Un vent de changement

À voir Joe Biden tenter de renverser l’œuvre de son — voire ses — prédécesseur, à l’observer multiplier les réformes, les déclarations tranchant avec plusieurs décennies de pratique institutionnelle, à l’entendre invoquer l’environnement, le contrôle des armes, l’égalité raciale, le retour des droits de la personne, le primat des alliances, force est de constater qu’il souffle un vent de changement sur Washington. Pourtant, dans cet inventaire à la Prévert, il est difficile de déterminer aujourd’hui ce qui restera demain.

Certaines évolutions marqueront la scène internationale durablement.

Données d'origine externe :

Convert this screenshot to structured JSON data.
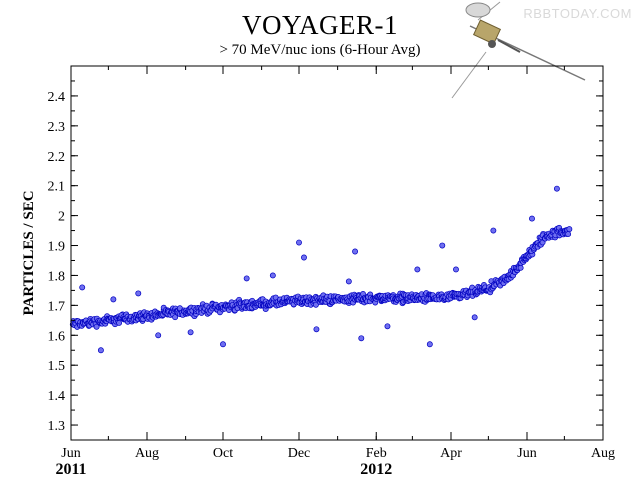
{
  "watermark": "RBBTODAY.COM",
  "colors": {
    "point_fill": "#6f6ff0",
    "point_stroke": "#0000c0",
    "axis": "#000000"
  },
  "chart_data": {
    "type": "scatter",
    "title": "VOYAGER-1",
    "subtitle": "> 70 MeV/nuc ions (6-Hour Avg)",
    "ylabel": "PARTICLES / SEC",
    "xlabel": "",
    "xlim": [
      "2011-06-01",
      "2012-08-01"
    ],
    "ylim": [
      1.25,
      2.5
    ],
    "yticks": [
      1.3,
      1.4,
      1.5,
      1.6,
      1.7,
      1.8,
      1.9,
      2.0,
      2.1,
      2.2,
      2.3,
      2.4
    ],
    "ytick_labels": [
      "1.3",
      "1.4",
      "1.5",
      "1.6",
      "1.7",
      "1.8",
      "1.9",
      "2",
      "2.1",
      "2.2",
      "2.3",
      "2.4"
    ],
    "xticks": [
      "2011-06-01",
      "2011-08-01",
      "2011-10-01",
      "2011-12-01",
      "2012-02-01",
      "2012-04-01",
      "2012-06-01",
      "2012-08-01"
    ],
    "xtick_labels": [
      "Jun",
      "Aug",
      "Oct",
      "Dec",
      "Feb",
      "Apr",
      "Jun",
      "Aug"
    ],
    "year_labels": [
      {
        "date": "2011-06-01",
        "label": "2011"
      },
      {
        "date": "2012-02-01",
        "label": "2012"
      }
    ],
    "grid": false,
    "trend": [
      [
        "2011-06-01",
        1.635
      ],
      [
        "2011-08-01",
        1.665
      ],
      [
        "2011-10-01",
        1.695
      ],
      [
        "2011-12-01",
        1.715
      ],
      [
        "2012-02-01",
        1.725
      ],
      [
        "2012-04-01",
        1.725
      ],
      [
        "2012-05-01",
        1.755
      ],
      [
        "2012-05-15",
        1.785
      ],
      [
        "2012-06-01",
        1.86
      ],
      [
        "2012-06-15",
        1.93
      ],
      [
        "2012-07-01",
        1.95
      ]
    ],
    "outliers": [
      [
        "2011-06-10",
        1.76
      ],
      [
        "2011-06-25",
        1.55
      ],
      [
        "2011-07-05",
        1.72
      ],
      [
        "2011-07-25",
        1.74
      ],
      [
        "2011-08-10",
        1.6
      ],
      [
        "2011-09-05",
        1.61
      ],
      [
        "2011-10-01",
        1.57
      ],
      [
        "2011-10-20",
        1.79
      ],
      [
        "2011-11-10",
        1.8
      ],
      [
        "2011-12-01",
        1.91
      ],
      [
        "2011-12-05",
        1.86
      ],
      [
        "2011-12-15",
        1.62
      ],
      [
        "2012-01-10",
        1.78
      ],
      [
        "2012-01-15",
        1.88
      ],
      [
        "2012-01-20",
        1.59
      ],
      [
        "2012-02-10",
        1.63
      ],
      [
        "2012-03-05",
        1.82
      ],
      [
        "2012-03-15",
        1.57
      ],
      [
        "2012-03-25",
        1.9
      ],
      [
        "2012-04-05",
        1.82
      ],
      [
        "2012-04-20",
        1.66
      ],
      [
        "2012-05-05",
        1.95
      ],
      [
        "2012-06-05",
        1.99
      ],
      [
        "2012-06-25",
        2.09
      ]
    ],
    "end_date": "2012-07-05"
  }
}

Ainsi en va-t-il de la décision du président Biden de faire ce qu’aucun de ses prédécesseurs (à l’exception d’une allusion de Reagan dans une déclaration écrite en 1981) n’avait accompli auparavant : il a décidé, à l’occasion des commémorations des atrocités commises contre la communauté arménienne, de reconnaître officiellement le génocide.

Il y a 106 ans aujourd’hui, en pleine Première Guerre mondiale, le régime ottoman arrêtait 200 intellectuels arméniens à Istanbul et de nombreux dirigeants de la communauté en Anatolie — au motif qu’ils représentaient un risque stratégique. C’était le point de départ d’un processus d’extermination systématique qui allait mener, en une année, à l’anéantissement d’une fraction importante (entre la moitié et les deux tiers) de la population arménienne. Dans son ouvrage sur l’histoire du génocide arménien qui vient tout juste de paraître aux éditions Aras, le professeur Taner Akçam montre l’ampleur et la systématicité du processus. Il rend compte des documents qui établissent clairement la volonté du Comité union et progrès qui mène le pays, la lettre de Bahaettin Şakir en mars 1915, le télégramme de Talaat Pacha à la préfecture d’Alep, tous ordonnant l’annihilation de la communauté.

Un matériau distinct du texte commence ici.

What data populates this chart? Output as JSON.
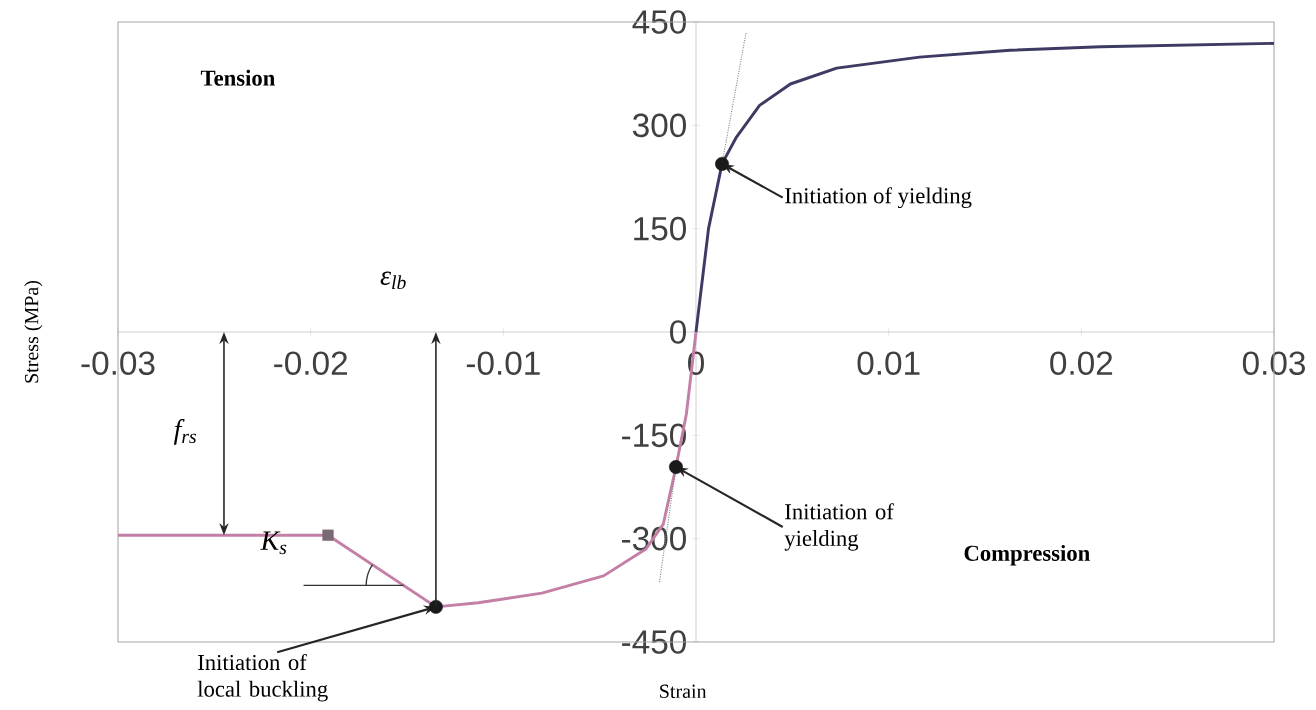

Le traumatisme est grand. Et l’histoire n’est pas écrite par les survivants, éparpillés dans le monde, qui peinent à reconstituer les récits de l’atrocité comme l’analysait le Dr Ben Aharon en 2019. Ce qui permet au régime turc d’effacer, dans les décombres de l’Empire ottoman, la mémoire des événements en mettant le tout sur le compte de violences en temps de guerre, invisibilisant les minorités qui doivent se fondre dans le creuset commun, et ostracisant ceux qui voudraient rouvrir le débat. Cette politique est consolidée par le fait que la Turquie devient un pilier de l’architecture de l’OTAN durant la guerre froide et un allié clé des États-Unis… Cela explique pourquoi, jusqu’à aujourd’hui, aucun président américain n’avait pris le risque de reconnaître l’existence du « génocide arménien ». Mais le vent a tourné. Et plusieurs éléments expliquent ce virage.

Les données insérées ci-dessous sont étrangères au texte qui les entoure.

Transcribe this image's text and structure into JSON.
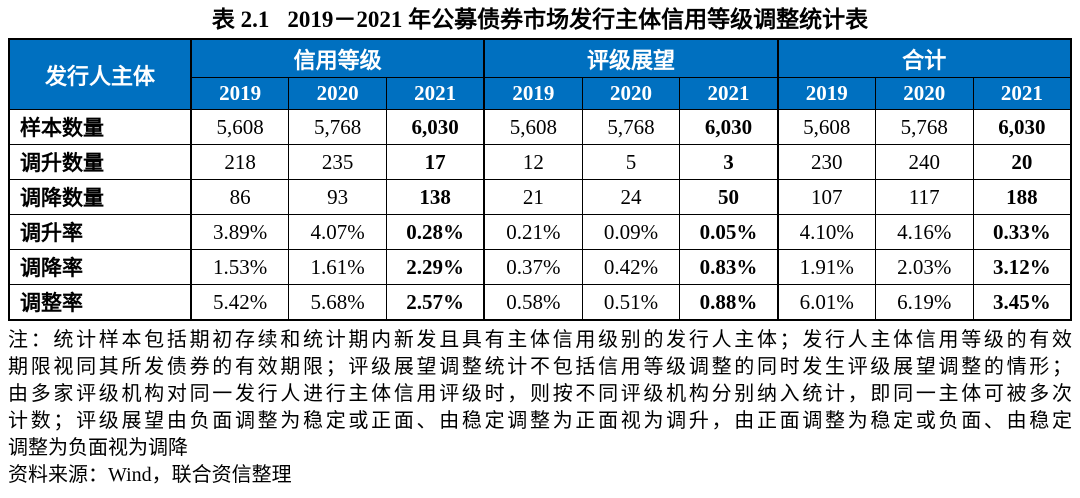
{
  "title": {
    "prefix": "表 2.1",
    "text": "2019－2021 年公募债券市场发行主体信用等级调整统计表"
  },
  "colors": {
    "header_bg": "#0070C0",
    "header_text": "#FFFFFF",
    "border": "#000000"
  },
  "table": {
    "corner_label": "发行人主体",
    "groups": [
      {
        "label": "信用等级",
        "years": [
          "2019",
          "2020",
          "2021"
        ]
      },
      {
        "label": "评级展望",
        "years": [
          "2019",
          "2020",
          "2021"
        ]
      },
      {
        "label": "合计",
        "years": [
          "2019",
          "2020",
          "2021"
        ]
      }
    ],
    "rows": [
      {
        "label": "样本数量",
        "values": [
          "5,608",
          "5,768",
          "6,030",
          "5,608",
          "5,768",
          "6,030",
          "5,608",
          "5,768",
          "6,030"
        ]
      },
      {
        "label": "调升数量",
        "values": [
          "218",
          "235",
          "17",
          "12",
          "5",
          "3",
          "230",
          "240",
          "20"
        ]
      },
      {
        "label": "调降数量",
        "values": [
          "86",
          "93",
          "138",
          "21",
          "24",
          "50",
          "107",
          "117",
          "188"
        ]
      },
      {
        "label": "调升率",
        "values": [
          "3.89%",
          "4.07%",
          "0.28%",
          "0.21%",
          "0.09%",
          "0.05%",
          "4.10%",
          "4.16%",
          "0.33%"
        ]
      },
      {
        "label": "调降率",
        "values": [
          "1.53%",
          "1.61%",
          "2.29%",
          "0.37%",
          "0.42%",
          "0.83%",
          "1.91%",
          "2.03%",
          "3.12%"
        ]
      },
      {
        "label": "调整率",
        "values": [
          "5.42%",
          "5.68%",
          "2.57%",
          "0.58%",
          "0.51%",
          "0.88%",
          "6.01%",
          "6.19%",
          "3.45%"
        ]
      }
    ]
  },
  "chart_data": {
    "type": "table",
    "title": "表 2.1 2019－2021 年公募债券市场发行主体信用等级调整统计表",
    "column_groups": [
      "信用等级",
      "评级展望",
      "合计"
    ],
    "years": [
      "2019",
      "2020",
      "2021"
    ],
    "row_headers": [
      "样本数量",
      "调升数量",
      "调降数量",
      "调升率",
      "调降率",
      "调整率"
    ],
    "credit_rating": {
      "2019": [
        "5,608",
        "218",
        "86",
        "3.89%",
        "1.53%",
        "5.42%"
      ],
      "2020": [
        "5,768",
        "235",
        "93",
        "4.07%",
        "1.61%",
        "5.68%"
      ],
      "2021": [
        "6,030",
        "17",
        "138",
        "0.28%",
        "2.29%",
        "2.57%"
      ]
    },
    "rating_outlook": {
      "2019": [
        "5,608",
        "12",
        "21",
        "0.21%",
        "0.37%",
        "0.58%"
      ],
      "2020": [
        "5,768",
        "5",
        "24",
        "0.09%",
        "0.42%",
        "0.51%"
      ],
      "2021": [
        "6,030",
        "3",
        "50",
        "0.05%",
        "0.83%",
        "0.88%"
      ]
    },
    "total": {
      "2019": [
        "5,608",
        "230",
        "107",
        "4.10%",
        "1.91%",
        "6.01%"
      ],
      "2020": [
        "5,768",
        "240",
        "117",
        "4.16%",
        "2.03%",
        "6.19%"
      ],
      "2021": [
        "6,030",
        "20",
        "188",
        "0.33%",
        "3.12%",
        "3.45%"
      ]
    }
  },
  "notes": {
    "lines": [
      "注：统计样本包括期初存续和统计期内新发且具有主体信用级别的发行人主体；发行人主体信用等级的有效",
      "期限视同其所发债券的有效期限；评级展望调整统计不包括信用等级调整的同时发生评级展望调整的情形；",
      "由多家评级机构对同一发行人进行主体信用评级时，则按不同评级机构分别纳入统计，即同一主体可被多次",
      "计数；评级展望由负面调整为稳定或正面、由稳定调整为正面视为调升，由正面调整为稳定或负面、由稳定",
      "调整为负面视为调降"
    ],
    "source": "资料来源：Wind，联合资信整理"
  }
}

D’un côté, la géopolitique : le coût stratégique de cette décision est moindre. Certes, la mer des relations turco-américaines va se faire houleuse. Mais malgré les embrassades entre Erdogan et Trump, la fin de 2020 a déjà été marquée par les sanctions imposées à Ankara à la suite de l’achat et de l’activation des défenses antimissiles russes S-400. Car, depuis plusieurs années, la Turquie a montré qu’elle aspirait à s’émanciper du giron occidental pour jouer un rôle régional. Ainsi, le risque qu’elle passe dans « l’autre camp » (peu importe le camp) est modéré — vu ses ambitions, elle n’a aucun intérêt à se placer sous l’influence russe ou à se positionner dans les tensions irano-saoudiennes. De surcroît, le retrait graduel des troupes russes de la frontière ukrainienne réduit l’urgence pour les bâtiments américains de se rendre en mer Noire en passant par les détroits du Bosphore et des Dardanelles (que borde la Turquie) et la nécessité de négocier dans l’urgence avec Erdogan. La Turquie conserve bien sûr des leviers (usage par les États-Unis de la base aérienne turque d’Incirlik, ou lutte contre l’État islamique en Syrie), mais ils sont moins déterminants qu’ils l’ont été dans le passé.

De l’autre côté, le décideur : Biden veut reprendre le contrôle de l’ordre du jour international. Il l’a dit : « les États-Unis sont de retour. » Il veut repositionner les États-Unis comme un phare, renouer avec les mythes fondateurs du pays. Il faut voir dans cette reconnaissance symbolique et sans conséquence légale (la Convention pour la prévention et la répression du crime de génocide de 1948 ne peut s’appliquer rétroactivement) une prise de position significative : le président américain montre que les droits de la personne prévalent sur les risques géopolitiques. Il indique ainsi qu’il pourrait ne pas hésiter à condamner un acte de génocide, présent comme futur. Depuis ses débuts en politique, Biden est partisan d’une « diplomatie musclée », ferme. Là aussi, on peut penser que sa posture va au-delà de la question turque. Il envoie le message que, contrairement à ses prédécesseurs, il pourrait vouloir se tenir aux lignes rouges qu’il tracera dans le sable.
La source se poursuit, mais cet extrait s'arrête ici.